The commander’s view of things is plausible and may be correct, but it fails the tests of both active philosophy and detective fiction. It is too close to Caligula’s idea of embracing chance by calling it destiny. And it’s not just simple, it’s quick and straight, as if common sense ruled a crazy world and it was the plodding policeman who is usually right, rather than the eccentric private eye or rogue cop. What would we do with Dupin or Holmes or Marlowe or Morse if this was the case?

Ma is distressed by the suicide of the ex-suspect, and tormented by other life and death issues, like the possible abortion of his child, who is likely to be born with serious health problems – this is what he and his wife are arguing about. He drinks a lot and has run out of suspects. After he dreams of the murders, the movie offers a sequence of scenes that can’t all be true at the level of the story’s notional reality.
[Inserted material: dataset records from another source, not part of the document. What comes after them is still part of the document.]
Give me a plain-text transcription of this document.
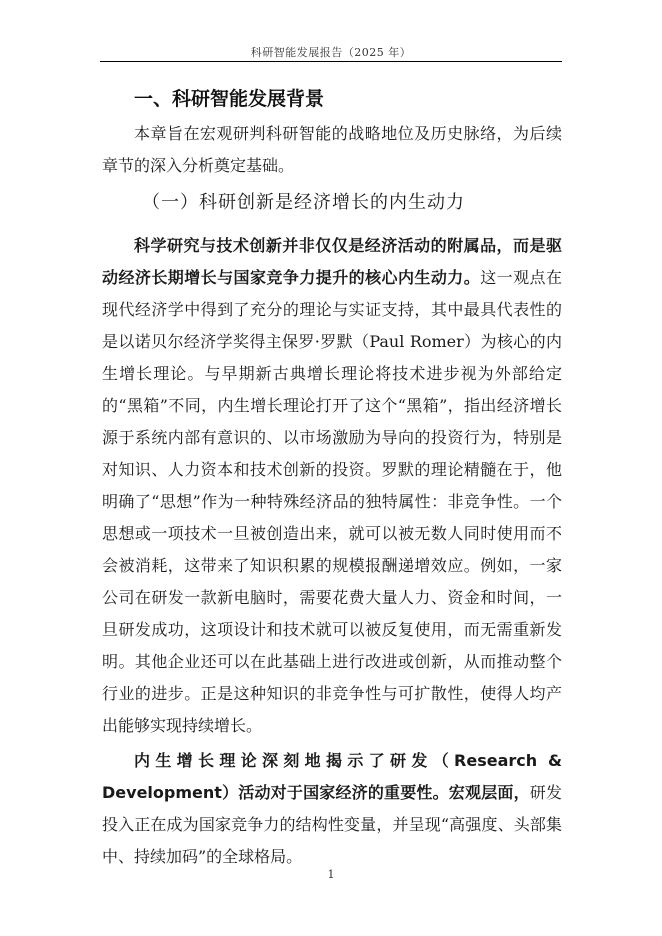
科研智能发展报告（2025 年）
一、科研智能发展背景

本章旨在宏观研判科研智能的战略地位及历史脉络，为后续章节的深入分析奠定基础。

（一）科研创新是经济增长的内生动力

科学研究与技术创新并非仅仅是经济活动的附属品，而是驱动经济长期增长与国家竞争力提升的核心内生动力。这一观点在现代经济学中得到了充分的理论与实证支持，其中最具代表性的是以诺贝尔经济学奖得主保罗·罗默（Paul Romer）为核心的内生增长理论。与早期新古典增长理论将技术进步视为外部给定的“黑箱”不同，内生增长理论打开了这个“黑箱”，指出经济增长源于系统内部有意识的、以市场激励为导向的投资行为，特别是对知识、人力资本和技术创新的投资。罗默的理论精髓在于，他明确了“思想”作为一种特殊经济品的独特属性：非竞争性。一个思想或一项技术一旦被创造出来，就可以被无数人同时使用而不会被消耗，这带来了知识积累的规模报酬递增效应。例如，一家公司在研发一款新电脑时，需要花费大量人力、资金和时间，一旦研发成功，这项设计和技术就可以被反复使用，而无需重新发明。其他企业还可以在此基础上进行改进或创新，从而推动整个行业的进步。正是这种知识的非竞争性与可扩散性，使得人均产出能够实现持续增长。

内生增长理论深刻地揭示了研发（Research & Development）活动对于国家经济的重要性。宏观层面，研发投入正在成为国家竞争力的结构性变量，并呈现“高强度、头部集中、持续加码”的全球格局。

1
Wei fiercely refuses to adjudicate among them, probably to counteract a habit he identifies in an interview: ‘If we can’t explain something, we get upset.’ Let’s just say the scenes present violent failed solutions – all but one, that is, which offers a trite tribute to Ma’s success in catching the murderer.

The most subtle moment in this sequence (and one where look and story have serious creative trouble in occupying the same space) shows Ma pursuing the Madman and later claiming he has killed him, shooting at him four times. His boss doesn’t believe this and asks to see Ma’s gun. Ma produces it and the boss asks him how many bullets it holds. Ma says seven and drops three bullets on the boss’s desk. The camera lifts slightly so that we don’t see what happens next, only hear the clicking of four more bullets as they fall.